HAUBEN et al. The platform economy and precarious work. European Parliament, Policy Department for Economic, Scientific and Quality of Life Policies Directorate-General for Internal Policies. Brussels, 2020.
[3] Le Conseil d’administration de l’OIT définit les formes d’emploi non standard comme un terme qui englobe le travail qui n’entre pas dans le cadre de la « relation de travail standard », c’est-à-dire le travail à temps plein, à durée indéterminée, ainsi que dans le cadre d’une relation de travail subordonnée et bilatérale. Non-standard employment around the world: Understanding challenges, shaping prospects International Labour Office – Geneva: ILO. 2016
[4] Afin de démontrer l’existence d’une législation européenne régissant la mise en place d’organes administratifs similaires, il convient de souligner que, parfois, des directives de l’UE ont mandaté la mise en place d’organes administratifs spécifiques chargés d’accomplir certains objectifs et certaines tâches (voir, par exemple, l’article 20 « Organismes de promotion de l’égalité » de la directive 2006/54 ; la recommandation 2018/951 de la Commission), et des organes ad hoc similaires pourraient être créés par la directive afin de garantir une évaluation rapide aux employeurs cherchant à renverser la présomption de statut professionnel. En guise d’alternative, les organes administratifs d’exécution et/ou de règlement des litiges existants, financés par des fonds publics, pourraient être chargés de remplir cette fonction.
[5] Certains pays, par exemple la Suède, considèrent que ce revirement équivaut à un revirement partagé.
[6] L’article 18 de la directive sur les conditions de travail transparentes et prévisibles, sur la « protection contre le licenciement et charge de la preuve », établit ce qui suit :
- Les États membres prennent les mesures nécessaires pour interdire le licenciement de travailleurs ou son équivalent, ainsi que tous préparatifs en vue du licenciement, au motif que ces travailleurs ont exercé les droits prévus par la présente directive.
- Les travailleurs qui considèrent qu’ils ont été licenciés ou ont fait l’objet de mesures d’effet équivalent au motif qu’ils ont exercé les droits prévus par la présente directive peuvent demander à leur employeur de dûment justifier le licenciement ou les mesures équivalentes.

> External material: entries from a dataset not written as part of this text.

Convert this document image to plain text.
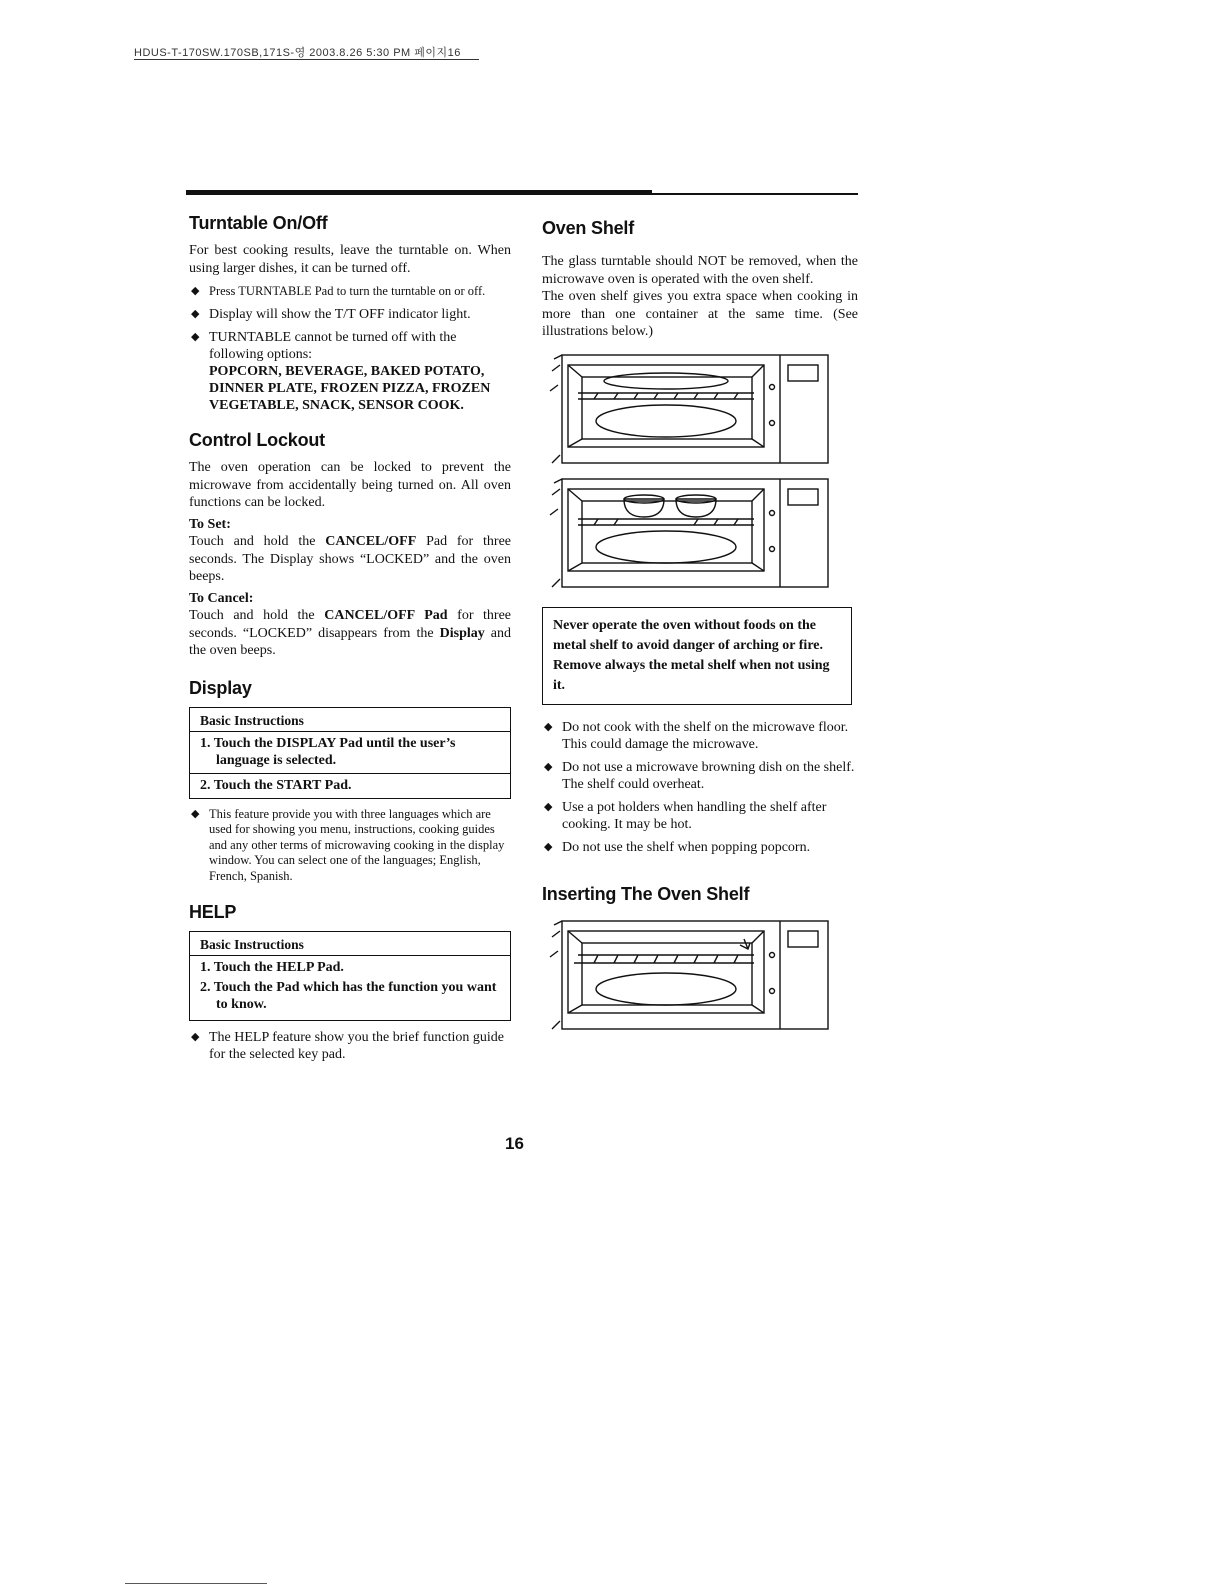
HDUS-T-170SW.170SB,171S-영 2003.8.26 5:30 PM 페이지16
Turntable On/Off

For best cooking results, leave the turntable on. When using larger dishes, it can be turned off.

◆ Press TURNTABLE Pad to turn the turntable on or off.
◆ Display will show the T/T OFF indicator light.
◆ TURNTABLE cannot be turned off with the following options:
POPCORN, BEVERAGE, BAKED POTATO, DINNER PLATE, FROZEN PIZZA, FROZEN VEGETABLE, SNACK, SENSOR COOK.
Control Lockout

The oven operation can be locked to prevent the microwave from accidentally being turned on. All oven functions can be locked.

To Set:

Touch and hold the CANCEL/OFF Pad for three seconds. The Display shows “LOCKED” and the oven beeps.

To Cancel:

Touch and hold the CANCEL/OFF Pad for three seconds. “LOCKED” disappears from the Display and the oven beeps.

Display
Basic Instructions
1. Touch the DISPLAY Pad until the user’s language is selected.
2. Touch the START Pad.
◆ This feature provide you with three languages which are used for showing you menu, instructions, cooking guides and any other terms of microwaving cooking in the display window. You can select one of the languages; English, French, Spanish.
HELP
Basic Instructions
1. Touch the HELP Pad.
2. Touch the Pad which has the function you want to know.
◆ The HELP feature show you the brief function guide for the selected key pad.
Oven Shelf

The glass turntable should NOT be removed, when the microwave oven is operated with the oven shelf.

The oven shelf gives you extra space when cooking in more than one container at the same time. (See illustrations below.)

Never operate the oven without foods on the metal shelf to avoid danger of arching or fire. Remove always the metal shelf when not using it.

◆ Do not cook with the shelf on the microwave floor. This could damage the microwave.
◆ Do not use a microwave browning dish on the shelf. The shelf could overheat.
◆ Use a pot holders when handling the shelf after cooking. It may be hot.
◆ Do not use the shelf when popping popcorn.
Inserting The Oven Shelf
16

L’employeur fournit ces motifs par écrit.
- Les États membres prennent les mesures nécessaires pour que, lorsque les travailleurs visés au paragraphe 2 établissent, devant une juridiction ou un autre organisme ou autorité compétent, des faits laissant présumer qu’un tel licenciement ou des mesures équivalentes ont eu lieu, il appartienne à l’employeur de prouver que le licenciement était fondé sur d’autres motifs que ceux visés au paragraphe 1. (…)

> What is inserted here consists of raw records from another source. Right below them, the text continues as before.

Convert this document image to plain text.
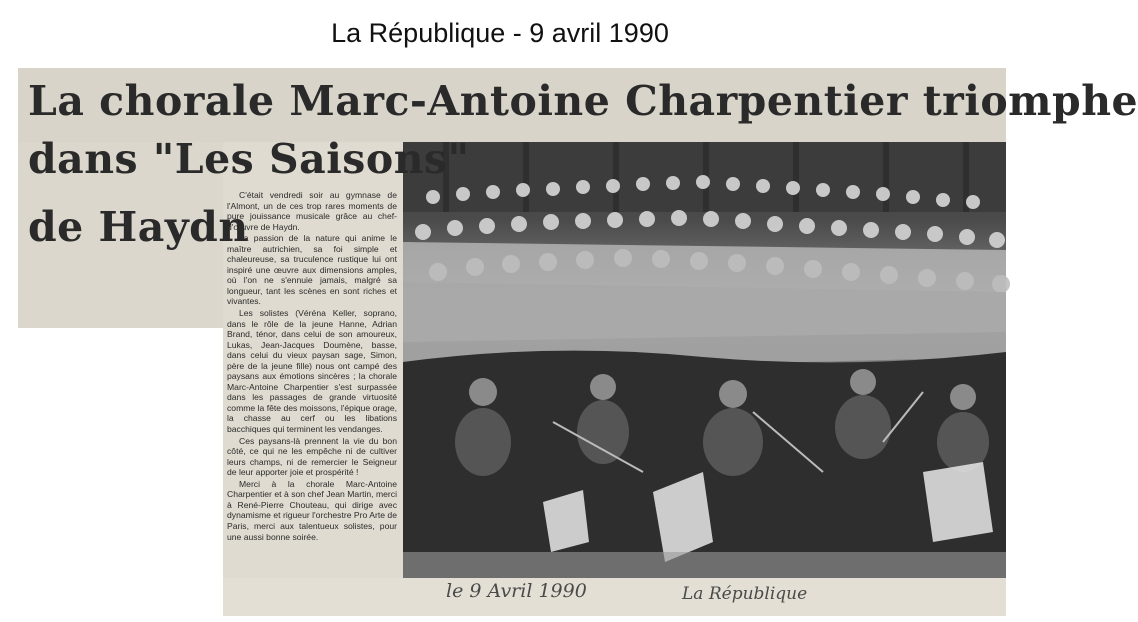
La République - 9 avril 1990
La chorale Marc-Antoine Charpentier triomphe
dans "Les Saisons"
de Haydn

C'était vendredi soir au gymnase de l'Almont, un de ces trop rares moments de pure jouissance musicale grâce au chef-d'œuvre de Haydn.

La passion de la nature qui anime le maître autrichien, sa foi simple et chaleureuse, sa truculence rustique lui ont inspiré une œuvre aux dimensions amples, où l'on ne s'ennuie jamais, malgré sa longueur, tant les scènes en sont riches et vivantes.

Les solistes (Véréna Keller, soprano, dans le rôle de la jeune Hanne, Adrian Brand, ténor, dans celui de son amoureux, Lukas, Jean-Jacques Doumène, basse, dans celui du vieux paysan sage, Simon, père de la jeune fille) nous ont campé des paysans aux émotions sincères ; la chorale Marc-Antoine Charpentier s'est surpassée dans les passages de grande virtuosité comme la fête des moissons, l'épique orage, la chasse au cerf ou les libations bacchiques qui terminent les vendanges.

Ces paysans-là prennent la vie du bon côté, ce qui ne les empêche ni de cultiver leurs champs, ni de remercier le Seigneur de leur apporter joie et prospérité !

Merci à la chorale Marc-Antoine Charpentier et à son chef Jean Martin, merci à René-Pierre Chouteau, qui dirige avec dynamisme et rigueur l'orchestre Pro Arte de Paris, merci aux talentueux solistes, pour une aussi bonne soirée.

le 9 Avril 1990	La République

[7] À titre d’exemple, le 15 septembre 2020, Assodelivery (la principale association italienne de plateformes) a signé avec UGL, une association non représentative des travailleurs des entreprises de plateforme, une convention collective afin d’écarter la législation italienne visant à protéger les travailleurs des entreprises de plateforme. Après que les trois confédérations italiennes CGIL, CISL et UIL ont déclaré que le comportement d’Assodelivery était « inacceptable et incompréhensible » et qu’il aggravait en fait les conditions de travail des coureurs, le 30 juin 2021, le tribunal de Bologne a jugé que les entreprises de plateforme de livraison de repas ne pouvaient pas obliger les livreurs à vélo à accepter la convention collective nationale (CCN) qui a été signée par l’organisation patronale Assodelivery et le syndicat UGL Rider, car cet organisme syndical n’est pas représentatif.